Lynn Herrick welcomed the promise of financial help. She sees the toll of rising tuition reflected every year in the hallways of Wauconda's Transfiguration School.
"We've had families who had to leave our school because they just couldn't afford it," said Herrick, a third-grade teacher who's worked in parochial schools for nearly 20 years. "It is very tough. They are always so sad because we truly are a family."
The Catholic Conference of Illinois urged lawmakers to reinstate funding to help nonpublic schools defray the cost of safety and health precautions, be it fire alarm checks or fingerprint security checks. Gov. Rod Blagojevich vetoed the $10 million expense last month.
State law permits public support of some private school expenses.
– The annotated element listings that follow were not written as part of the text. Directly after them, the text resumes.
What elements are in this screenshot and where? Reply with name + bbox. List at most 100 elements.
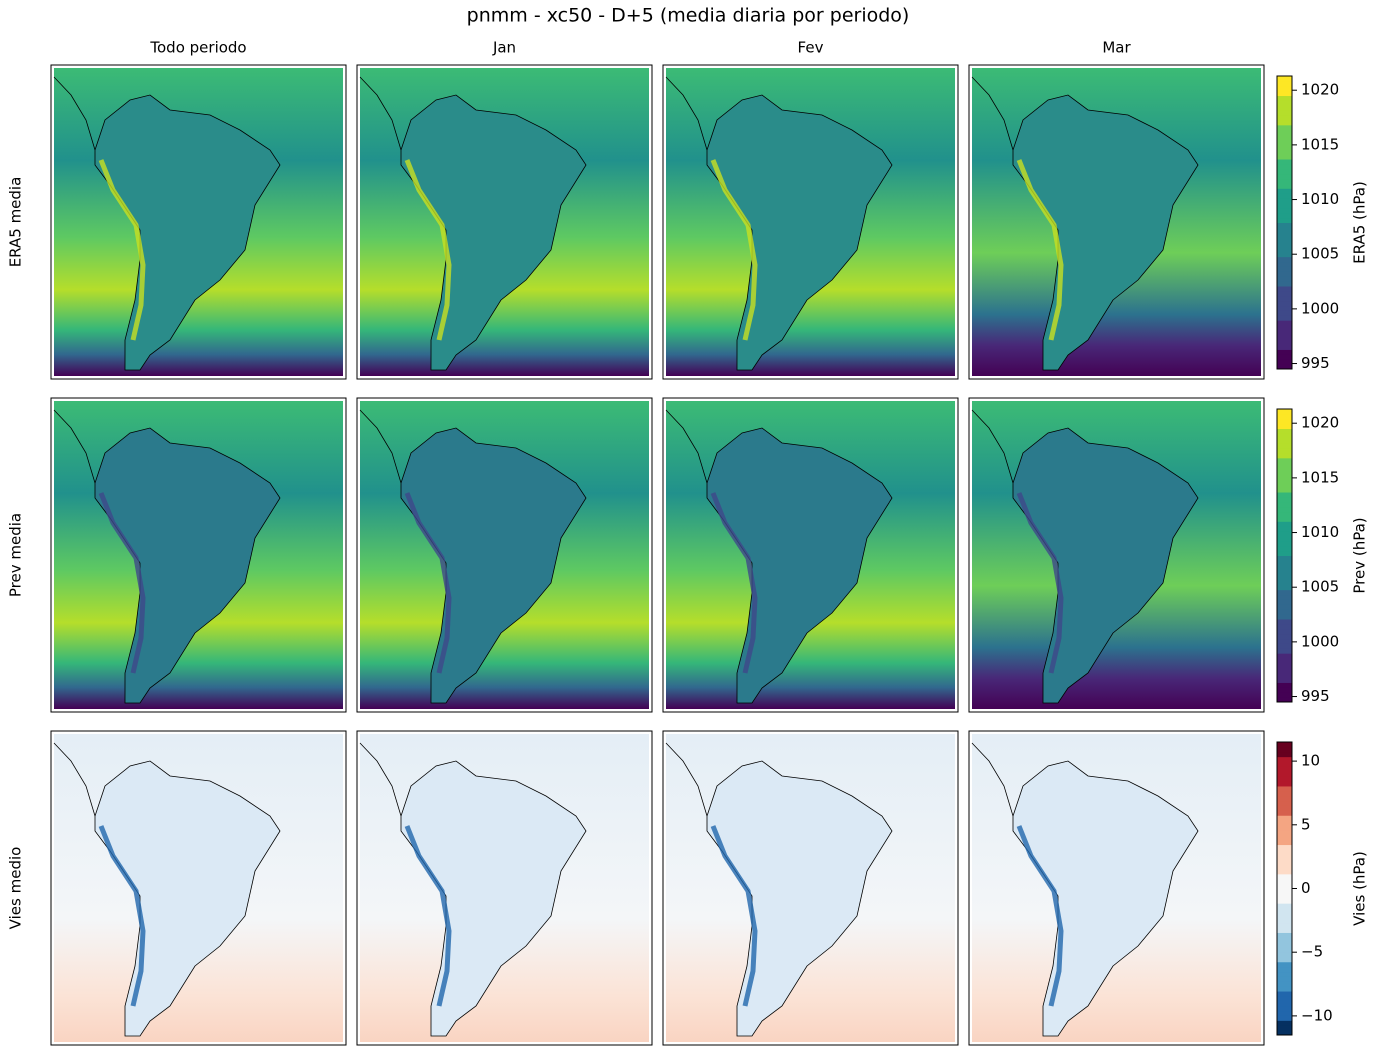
andes xyxy=(1016,492,1064,674)
colorbar-segment xyxy=(1277,535,1292,542)
andes xyxy=(98,492,146,674)
colorbar-segment xyxy=(1277,237,1292,243)
colorbar-segment xyxy=(1277,251,1292,258)
colorbar-segment xyxy=(1277,873,1292,880)
colorbar-segment xyxy=(1277,638,1292,644)
colorbar-segment xyxy=(1277,922,1292,929)
panel-frame xyxy=(968,64,1265,380)
colorbar-segment xyxy=(1277,222,1292,228)
map-panel xyxy=(662,397,959,713)
andes xyxy=(710,159,758,341)
colorbar-segment xyxy=(1277,487,1292,493)
colorbar-segment xyxy=(1277,927,1292,933)
colorbar-segment xyxy=(1277,315,1292,321)
colorbar-segment xyxy=(1277,667,1292,674)
colorbar-segment xyxy=(1277,623,1292,630)
colorbar-segment xyxy=(1277,844,1292,850)
colorbar-label: Vies (hPa) xyxy=(1351,851,1369,926)
colorbar-segment xyxy=(1277,995,1292,1002)
colorbar-segment xyxy=(1277,555,1292,561)
colorbar-segment xyxy=(1277,242,1292,248)
colorbar-segment xyxy=(1277,878,1292,885)
colorbar-segment xyxy=(1277,540,1292,547)
colorbar-segment xyxy=(1277,202,1292,209)
colorbar-segment xyxy=(1277,506,1292,513)
andes xyxy=(404,159,452,341)
colorbar-segment xyxy=(1277,947,1292,953)
colorbar-segment xyxy=(1277,325,1292,331)
colorbar-segment xyxy=(1277,854,1292,860)
map-panel xyxy=(356,397,653,713)
colorbar-tick-label: 1010 xyxy=(1301,190,1339,208)
colorbar-segment xyxy=(1277,570,1292,576)
colorbar-segment xyxy=(1277,285,1292,292)
panel-frame xyxy=(662,397,959,713)
central-america xyxy=(359,76,402,151)
colorbar-segment xyxy=(1277,124,1292,131)
colorbar-segment xyxy=(1277,658,1292,664)
colorbar-segment xyxy=(1277,198,1292,204)
colorbar-segment xyxy=(1277,898,1292,904)
colorbar-segment xyxy=(1277,95,1292,101)
colorbar-segment xyxy=(1277,742,1292,748)
colorbar-segment xyxy=(1277,173,1292,180)
colorbar-segment xyxy=(1277,560,1292,566)
colorbar-segment xyxy=(1277,418,1292,425)
central-america xyxy=(971,742,1014,817)
colorbar-segment xyxy=(1277,839,1292,846)
colorbar-segment xyxy=(1277,751,1292,758)
andes xyxy=(710,492,758,674)
colorbar-segment xyxy=(1277,154,1292,160)
colorbar-tick-label: 0 xyxy=(1301,879,1311,897)
colorbar-segment xyxy=(1277,168,1292,175)
colorbar-segment xyxy=(1277,628,1292,635)
colorbar-segment xyxy=(1277,677,1292,683)
colorbar-segment xyxy=(1277,413,1292,420)
colorbar-segment xyxy=(1277,942,1292,948)
colorbar-segment xyxy=(1277,550,1292,556)
colorbar-segment xyxy=(1277,633,1292,640)
colorbar-segment xyxy=(1277,423,1292,430)
colorbar-segment xyxy=(1277,932,1292,938)
colorbar-segment xyxy=(1277,496,1292,503)
colorbar-segment xyxy=(1277,589,1292,596)
colorbar-segment xyxy=(1277,119,1292,126)
panel-frame xyxy=(662,730,959,1046)
colorbar-segment xyxy=(1277,76,1292,82)
colorbar-segment xyxy=(1277,290,1292,297)
colorbar-segment xyxy=(1277,1000,1292,1007)
colorbar-segment xyxy=(1277,614,1292,620)
colorbar-segment xyxy=(1277,443,1292,449)
colorbar-segment xyxy=(1277,1005,1292,1012)
colorbar-segment xyxy=(1277,790,1292,797)
central-america xyxy=(665,409,708,484)
colorbar-segment xyxy=(1277,1030,1292,1036)
map-panel xyxy=(662,64,959,380)
row-label: Vies medio xyxy=(7,847,25,930)
colorbar-tick-label: 1015 xyxy=(1301,468,1339,486)
colorbar-segment xyxy=(1277,785,1292,792)
colorbar-segment xyxy=(1277,604,1292,610)
colorbar-segment xyxy=(1277,320,1292,326)
colorbar-segment xyxy=(1277,687,1292,693)
colorbar-segment xyxy=(1277,766,1292,772)
colorbar-segment xyxy=(1277,908,1292,914)
colorbar-segment xyxy=(1277,756,1292,763)
colorbar-segment xyxy=(1277,672,1292,679)
andes xyxy=(98,825,146,1007)
colorbar-segment xyxy=(1277,159,1292,165)
andes xyxy=(1016,825,1064,1007)
panel-frame xyxy=(662,64,959,380)
map-panel xyxy=(968,64,1265,380)
colorbar-segment xyxy=(1277,849,1292,855)
colorbar-segment xyxy=(1277,986,1292,992)
central-america xyxy=(971,409,1014,484)
colorbar-segment xyxy=(1277,100,1292,106)
colorbar-segment xyxy=(1277,266,1292,272)
colorbar-segment xyxy=(1277,276,1292,282)
colorbar-segment xyxy=(1277,521,1292,527)
colorbar-segment xyxy=(1277,457,1292,464)
colorbar-tick-label: 1020 xyxy=(1301,81,1339,99)
colorbar-segment xyxy=(1277,912,1292,919)
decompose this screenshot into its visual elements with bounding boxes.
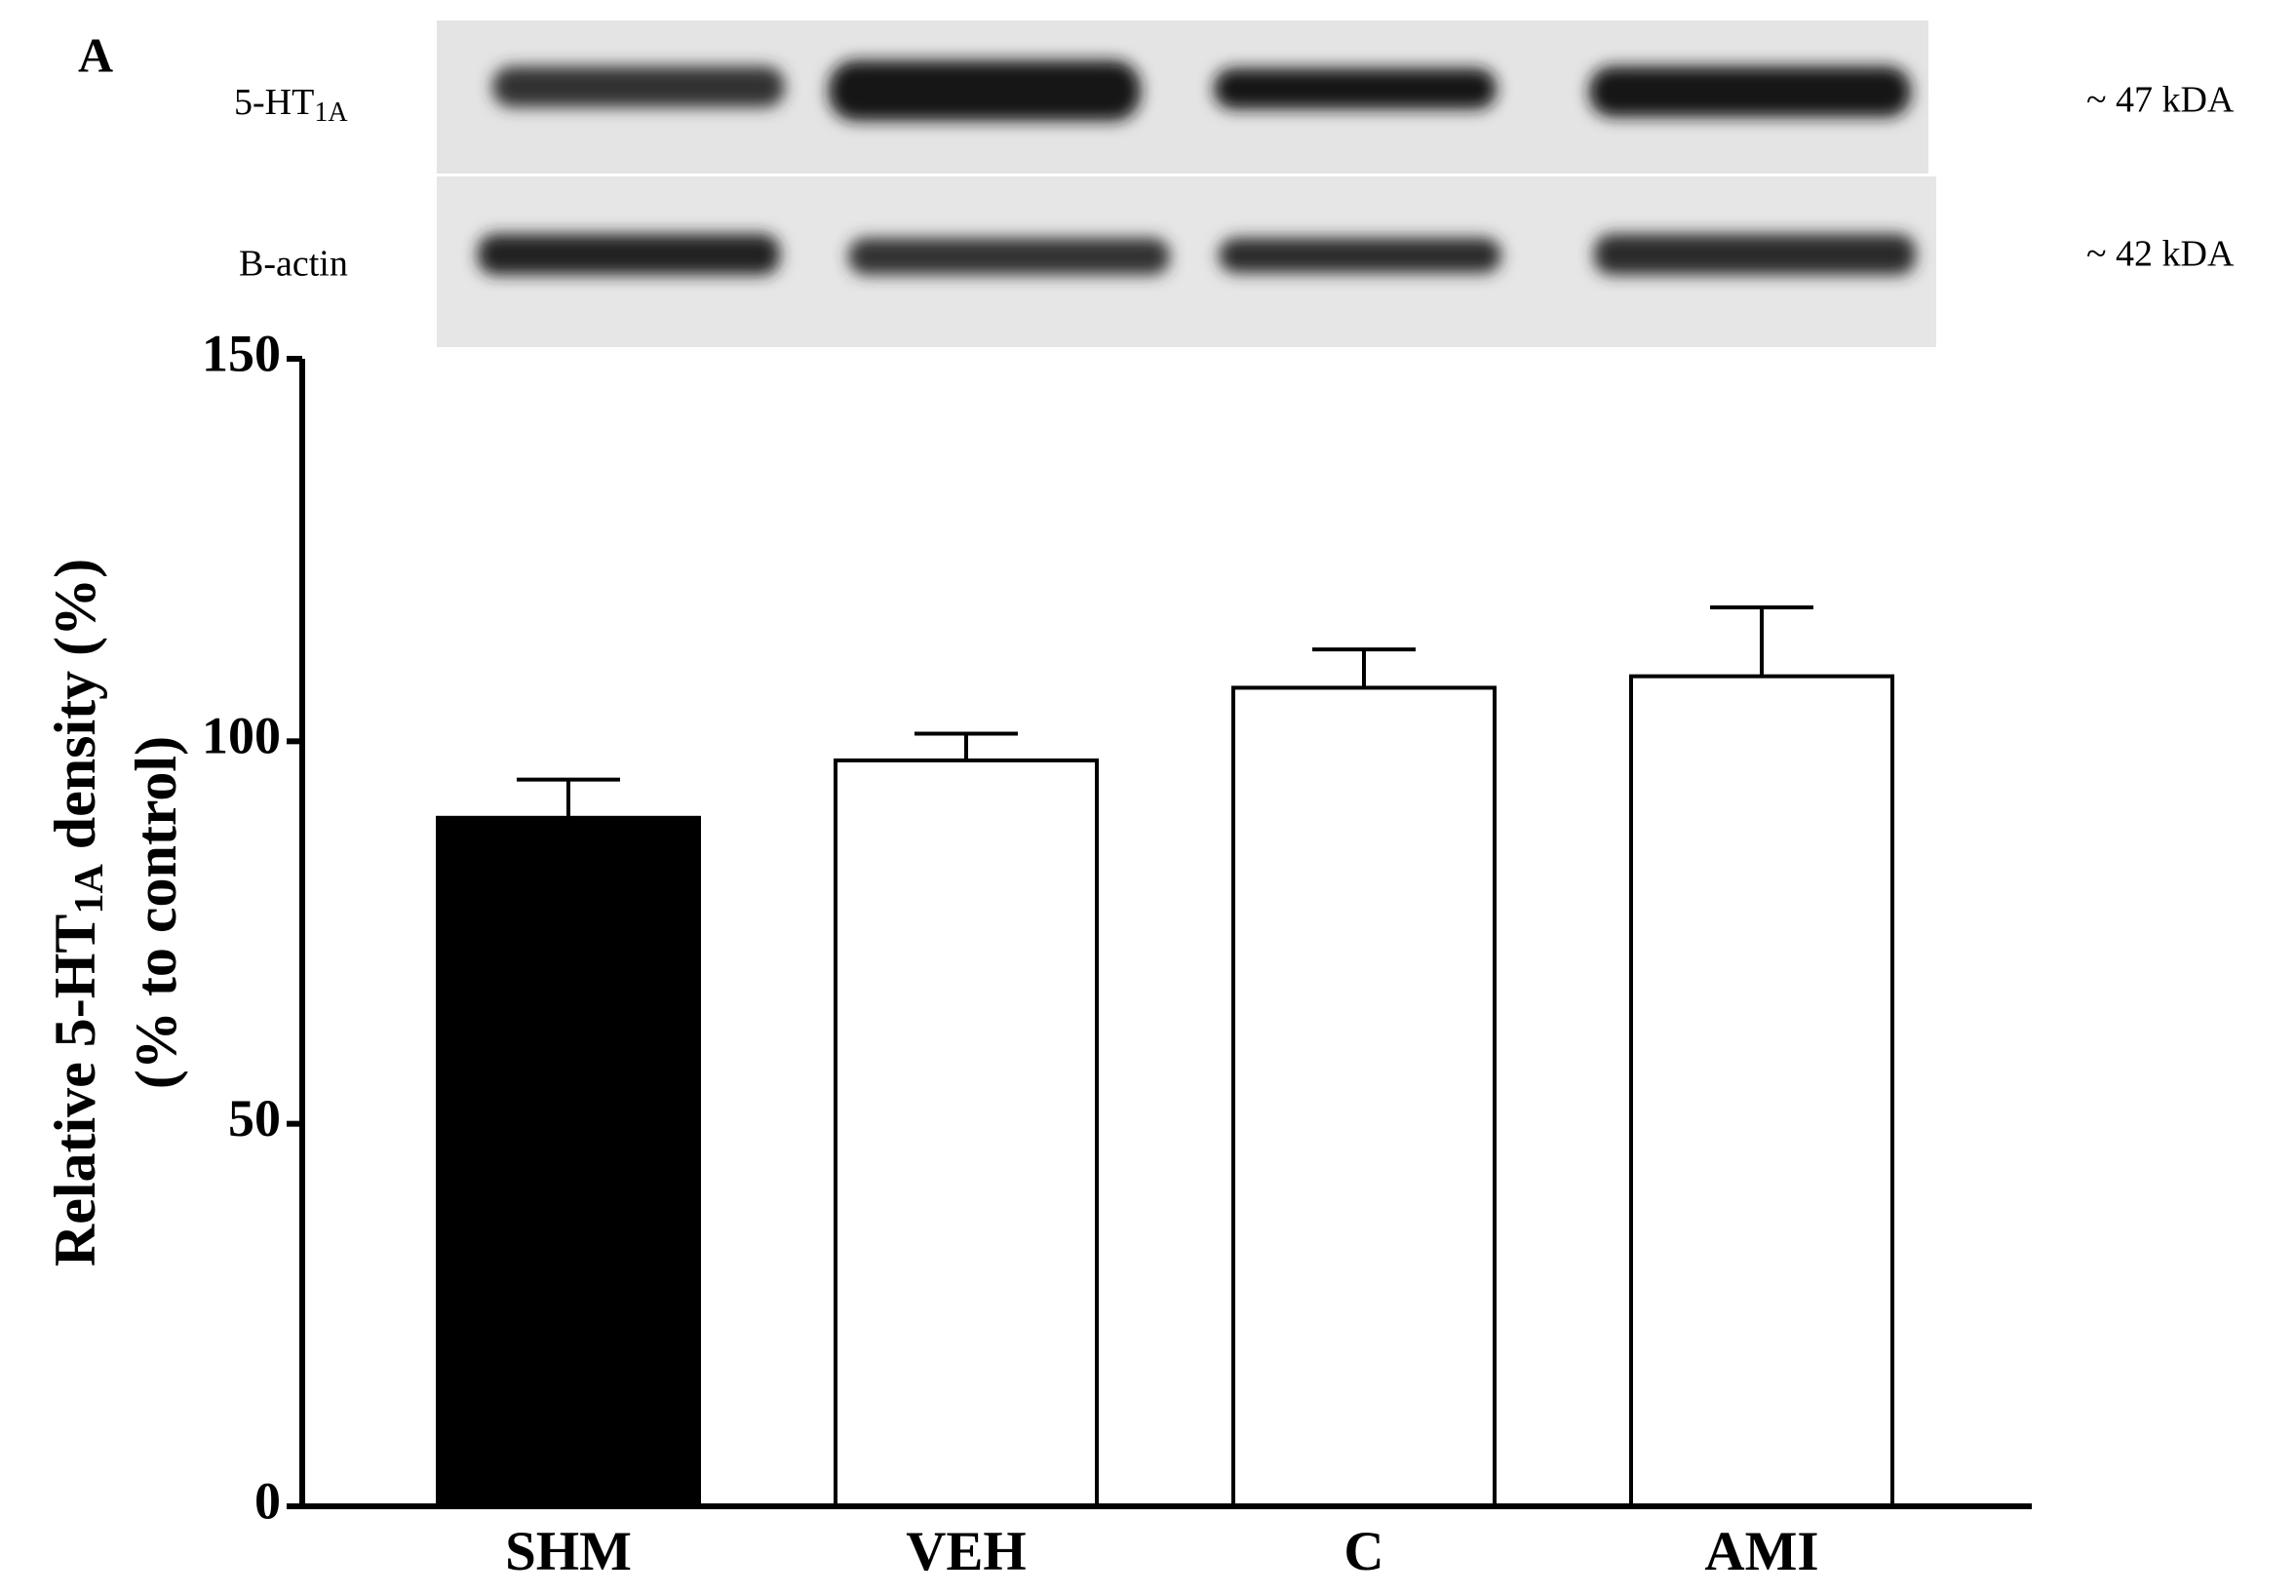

A state tax credit, for instance, exists that families may devote toward books, tuition and other expenses. The Catholic Conference sought to raise the tax credit's cap from $500 to $750, but the measure "is not being discussed in Springfield right now," conference director Bob Gilligan said.
Such financial support coupled with scholarships --the Chicago Archdiocese this year plans to give an estimated $30 million in high school tuition awards, Wolsonovich said -- would help keep stable enrollment and perhaps even grow it.
Catholic schools served 366,000 students in Cook and Lake counties during the 1960s. Today, they educate nearly 98,000. The number of Catholic schools across Chicago and the suburbs dropped from 500 to 256 during the same four decades.
Enrollment sits at the heart of the challenges facing parochial education. But making Catholic schools more affordable fulfills only a third of the system's mission, experts said. Offering strong academics and a religious identity is intrinsic to Catholic schools' mission.
"It is not just a question of giving them information so they can do well in this life," said George, who received a standing ovation for his 10 years of service as archbishop. "It is a question of passing on the faith."